HSBC, one of the last remaining forecasters who thought the next move in Australia’s cash rate would be higher, is now predicting the RBA will cut official interest rates.
“Despite considerable reluctance to cut the cash rate, and a strong preference for a fiscal policy response, we now expect that the RBA will be forced to cut,” HSBC’s Chief Australia and New Zealand Economist Paul Bloxham wrote in a note on Thursday.
“With little reason to wait, we now expect the RBA to cut its cash rate in June by 25 basis points to 1.25%, and to cut again in August to 1.00%.”

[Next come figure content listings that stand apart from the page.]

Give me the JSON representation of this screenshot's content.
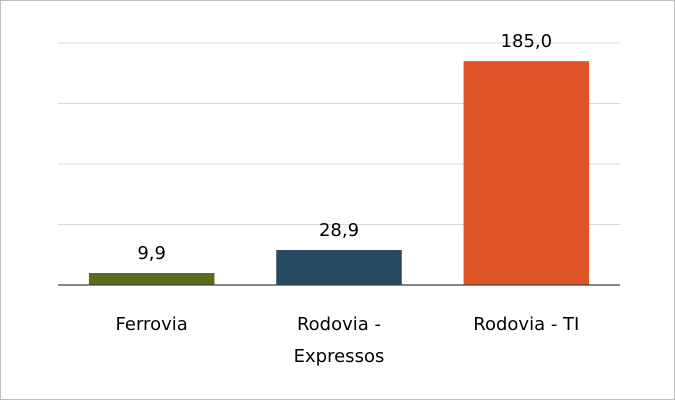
{
  "chart_data": {
    "type": "bar",
    "categories": [
      "Ferrovia",
      "Rodovia - Expressos",
      "Rodovia - TI"
    ],
    "series": [
      {
        "colors": [
          "#5b6b1c",
          "#264a60",
          "#e05527"
        ],
        "values": [
          9.9,
          28.9,
          185.0
        ],
        "value_labels": [
          "9,9",
          "28,9",
          "185,0"
        ]
      }
    ],
    "ylim": [
      0,
      200
    ],
    "yticks": [
      0,
      50,
      100,
      150,
      200
    ],
    "grid": true
  }
}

The change of view was sparked by news that Australia’s unemployment rate unexpectedly rose to 5.2% in April, along with the recent escalation in trade tensions between the United States and China.

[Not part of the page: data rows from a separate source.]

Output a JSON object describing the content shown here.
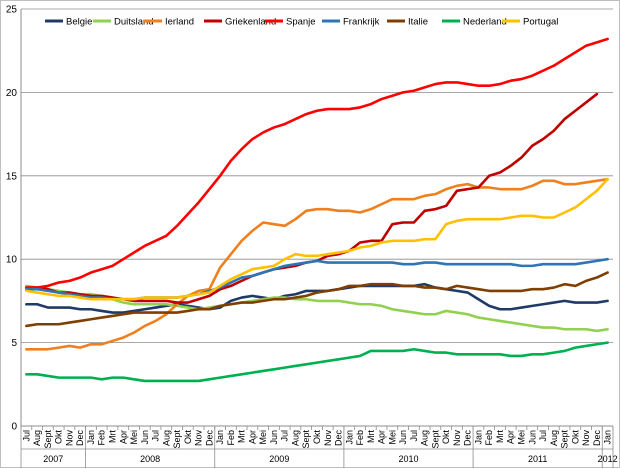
{
  "chart_data": {
    "type": "line",
    "ylim": [
      0,
      25
    ],
    "yticks": [
      0,
      5,
      10,
      15,
      20,
      25
    ],
    "legend_position": "top",
    "grid": "horizontal",
    "months": [
      "Jul",
      "Aug",
      "Sept",
      "Okt",
      "Nov",
      "Dec",
      "Jan",
      "Feb",
      "Mrt",
      "Apr",
      "Mei",
      "Jun",
      "Jul",
      "Aug",
      "Sept",
      "Okt",
      "Nov",
      "Dec",
      "Jan",
      "Feb",
      "Mrt",
      "Apr",
      "Mei",
      "Jun",
      "Jul",
      "Aug",
      "Sept",
      "Okt",
      "Nov",
      "Dec",
      "Jan",
      "Feb",
      "Mrt",
      "Apr",
      "Mei",
      "Jun",
      "Jul",
      "Aug",
      "Sept",
      "Okt",
      "Nov",
      "Dec",
      "Jan",
      "Feb",
      "Mrt",
      "Apr",
      "Mei",
      "Jun",
      "Jul",
      "Aug",
      "Sept",
      "Okt",
      "Nov",
      "Dec",
      "Jan"
    ],
    "years": [
      {
        "label": "2007",
        "start": 0,
        "end": 5
      },
      {
        "label": "2008",
        "start": 6,
        "end": 17
      },
      {
        "label": "2009",
        "start": 18,
        "end": 29
      },
      {
        "label": "2010",
        "start": 30,
        "end": 41
      },
      {
        "label": "2011",
        "start": 42,
        "end": 53
      },
      {
        "label": "2012",
        "start": 54,
        "end": 54
      }
    ],
    "series": [
      {
        "name": "Belgie",
        "color": "#1f3a68",
        "values": [
          7.3,
          7.3,
          7.1,
          7.1,
          7.1,
          7.0,
          7.0,
          6.9,
          6.8,
          6.8,
          6.9,
          7.0,
          7.1,
          7.2,
          7.3,
          7.2,
          7.1,
          7.0,
          7.1,
          7.5,
          7.7,
          7.8,
          7.7,
          7.6,
          7.8,
          7.9,
          8.1,
          8.1,
          8.1,
          8.2,
          8.3,
          8.4,
          8.4,
          8.4,
          8.4,
          8.4,
          8.4,
          8.5,
          8.3,
          8.2,
          8.1,
          8.0,
          7.6,
          7.2,
          7.0,
          7.0,
          7.1,
          7.2,
          7.3,
          7.4,
          7.5,
          7.4,
          7.4,
          7.4,
          7.5
        ]
      },
      {
        "name": "Duitsland",
        "color": "#92d050",
        "values": [
          8.4,
          8.3,
          8.2,
          8.1,
          8.0,
          7.9,
          7.9,
          7.8,
          7.6,
          7.4,
          7.3,
          7.3,
          7.3,
          7.3,
          7.2,
          7.1,
          7.0,
          7.1,
          7.2,
          7.3,
          7.4,
          7.5,
          7.6,
          7.7,
          7.7,
          7.6,
          7.6,
          7.5,
          7.5,
          7.5,
          7.4,
          7.3,
          7.3,
          7.2,
          7.0,
          6.9,
          6.8,
          6.7,
          6.7,
          6.9,
          6.8,
          6.7,
          6.5,
          6.4,
          6.3,
          6.2,
          6.1,
          6.0,
          5.9,
          5.9,
          5.8,
          5.8,
          5.8,
          5.7,
          5.8
        ]
      },
      {
        "name": "Ierland",
        "color": "#f07f1e",
        "values": [
          4.6,
          4.6,
          4.6,
          4.7,
          4.8,
          4.7,
          4.9,
          4.9,
          5.1,
          5.3,
          5.6,
          6.0,
          6.3,
          6.7,
          7.3,
          7.8,
          8.1,
          8.2,
          9.5,
          10.3,
          11.1,
          11.7,
          12.2,
          12.1,
          12.0,
          12.4,
          12.9,
          13.0,
          13.0,
          12.9,
          12.9,
          12.8,
          13.0,
          13.3,
          13.6,
          13.6,
          13.6,
          13.8,
          13.9,
          14.2,
          14.4,
          14.5,
          14.3,
          14.3,
          14.2,
          14.2,
          14.2,
          14.4,
          14.7,
          14.7,
          14.5,
          14.5,
          14.6,
          14.7,
          14.8
        ]
      },
      {
        "name": "Griekenland",
        "color": "#c00000",
        "values": [
          8.3,
          8.3,
          8.2,
          8.0,
          8.0,
          7.9,
          7.8,
          7.8,
          7.7,
          7.6,
          7.5,
          7.5,
          7.5,
          7.5,
          7.4,
          7.4,
          7.6,
          7.8,
          8.2,
          8.4,
          8.7,
          9.0,
          9.2,
          9.4,
          9.5,
          9.6,
          9.8,
          9.9,
          10.2,
          10.3,
          10.5,
          11.0,
          11.1,
          11.1,
          12.1,
          12.2,
          12.2,
          12.9,
          13.0,
          13.2,
          14.1,
          14.2,
          14.3,
          15.0,
          15.2,
          15.6,
          16.1,
          16.8,
          17.2,
          17.7,
          18.4,
          18.9,
          19.4,
          19.9,
          null
        ]
      },
      {
        "name": "Spanje",
        "color": "#ff0000",
        "values": [
          8.3,
          8.3,
          8.4,
          8.6,
          8.7,
          8.9,
          9.2,
          9.4,
          9.6,
          10.0,
          10.4,
          10.8,
          11.1,
          11.4,
          12.0,
          12.7,
          13.4,
          14.2,
          15.0,
          15.9,
          16.6,
          17.2,
          17.6,
          17.9,
          18.1,
          18.4,
          18.7,
          18.9,
          19.0,
          19.0,
          19.0,
          19.1,
          19.3,
          19.6,
          19.8,
          20.0,
          20.1,
          20.3,
          20.5,
          20.6,
          20.6,
          20.5,
          20.4,
          20.4,
          20.5,
          20.7,
          20.8,
          21.0,
          21.3,
          21.6,
          22.0,
          22.4,
          22.8,
          23.0,
          23.2
        ]
      },
      {
        "name": "Frankrijk",
        "color": "#2e75b6",
        "values": [
          8.2,
          8.2,
          8.1,
          8.0,
          7.9,
          7.8,
          7.7,
          7.7,
          7.6,
          7.6,
          7.6,
          7.7,
          7.7,
          7.7,
          7.7,
          7.8,
          7.9,
          8.1,
          8.3,
          8.6,
          8.9,
          9.0,
          9.2,
          9.4,
          9.6,
          9.7,
          9.8,
          9.9,
          9.8,
          9.8,
          9.8,
          9.8,
          9.8,
          9.8,
          9.8,
          9.7,
          9.7,
          9.8,
          9.8,
          9.7,
          9.7,
          9.7,
          9.7,
          9.7,
          9.7,
          9.7,
          9.6,
          9.6,
          9.7,
          9.7,
          9.7,
          9.7,
          9.8,
          9.9,
          10.0
        ]
      },
      {
        "name": "Italie",
        "color": "#7f3f00",
        "values": [
          6.0,
          6.1,
          6.1,
          6.1,
          6.2,
          6.3,
          6.4,
          6.5,
          6.6,
          6.7,
          6.8,
          6.8,
          6.8,
          6.8,
          6.8,
          6.9,
          7.0,
          7.0,
          7.2,
          7.3,
          7.4,
          7.4,
          7.5,
          7.6,
          7.6,
          7.7,
          7.8,
          8.0,
          8.1,
          8.2,
          8.4,
          8.4,
          8.5,
          8.5,
          8.5,
          8.4,
          8.4,
          8.3,
          8.3,
          8.2,
          8.4,
          8.3,
          8.2,
          8.1,
          8.1,
          8.1,
          8.1,
          8.2,
          8.2,
          8.3,
          8.5,
          8.4,
          8.7,
          8.9,
          9.2
        ]
      },
      {
        "name": "Nederland",
        "color": "#00b050",
        "values": [
          3.1,
          3.1,
          3.0,
          2.9,
          2.9,
          2.9,
          2.9,
          2.8,
          2.9,
          2.9,
          2.8,
          2.7,
          2.7,
          2.7,
          2.7,
          2.7,
          2.7,
          2.8,
          2.9,
          3.0,
          3.1,
          3.2,
          3.3,
          3.4,
          3.5,
          3.6,
          3.7,
          3.8,
          3.9,
          4.0,
          4.1,
          4.2,
          4.5,
          4.5,
          4.5,
          4.5,
          4.6,
          4.5,
          4.4,
          4.4,
          4.3,
          4.3,
          4.3,
          4.3,
          4.3,
          4.2,
          4.2,
          4.3,
          4.3,
          4.4,
          4.5,
          4.7,
          4.8,
          4.9,
          5.0
        ]
      },
      {
        "name": "Portugal",
        "color": "#ffc000",
        "values": [
          8.1,
          8.0,
          7.9,
          7.8,
          7.8,
          7.7,
          7.6,
          7.6,
          7.6,
          7.6,
          7.6,
          7.7,
          7.7,
          7.7,
          7.7,
          7.8,
          7.9,
          8.0,
          8.4,
          8.8,
          9.1,
          9.4,
          9.5,
          9.6,
          10.0,
          10.3,
          10.2,
          10.2,
          10.3,
          10.4,
          10.5,
          10.7,
          10.8,
          11.0,
          11.1,
          11.1,
          11.1,
          11.2,
          11.2,
          12.1,
          12.3,
          12.4,
          12.4,
          12.4,
          12.4,
          12.5,
          12.6,
          12.6,
          12.5,
          12.5,
          12.8,
          13.1,
          13.6,
          14.1,
          14.8
        ]
      }
    ]
  }
}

“For the RBA, its recent policy decision rule has been driven by its outlook for the jobs market,” Bloxham said.
“While the RBA has been able to argue that the jobs market is tightening, and that this will lift wages growth, and eventually inflation, the central bank has been prepared to hold its cash rate steady. This week’s labour market numbers make this expectation less credible.
“At the same time, the escalation in trade tensions is a tangible threat to the outlook for China’s growth.”
Beyond the two rate cuts he’s already forecasting, Bloxham said there be even more to come, noting “any further policy action could be highly affected by the way in which the [China and US] trade tensions evolve”.
Financial markets put the probability of a 25 basis point rate cut from the RBA in June at around 60%. By early next year, a full 50 basis points of cuts is priced in, a scenario that would leave Australia’s cash rate at 1%.
The RBA’s next monetary policy decision will be delivered on June 4.
Before that announcement, a speech from RBA Governor Philip Lowe on May 21 will likely indicate which way the board will go.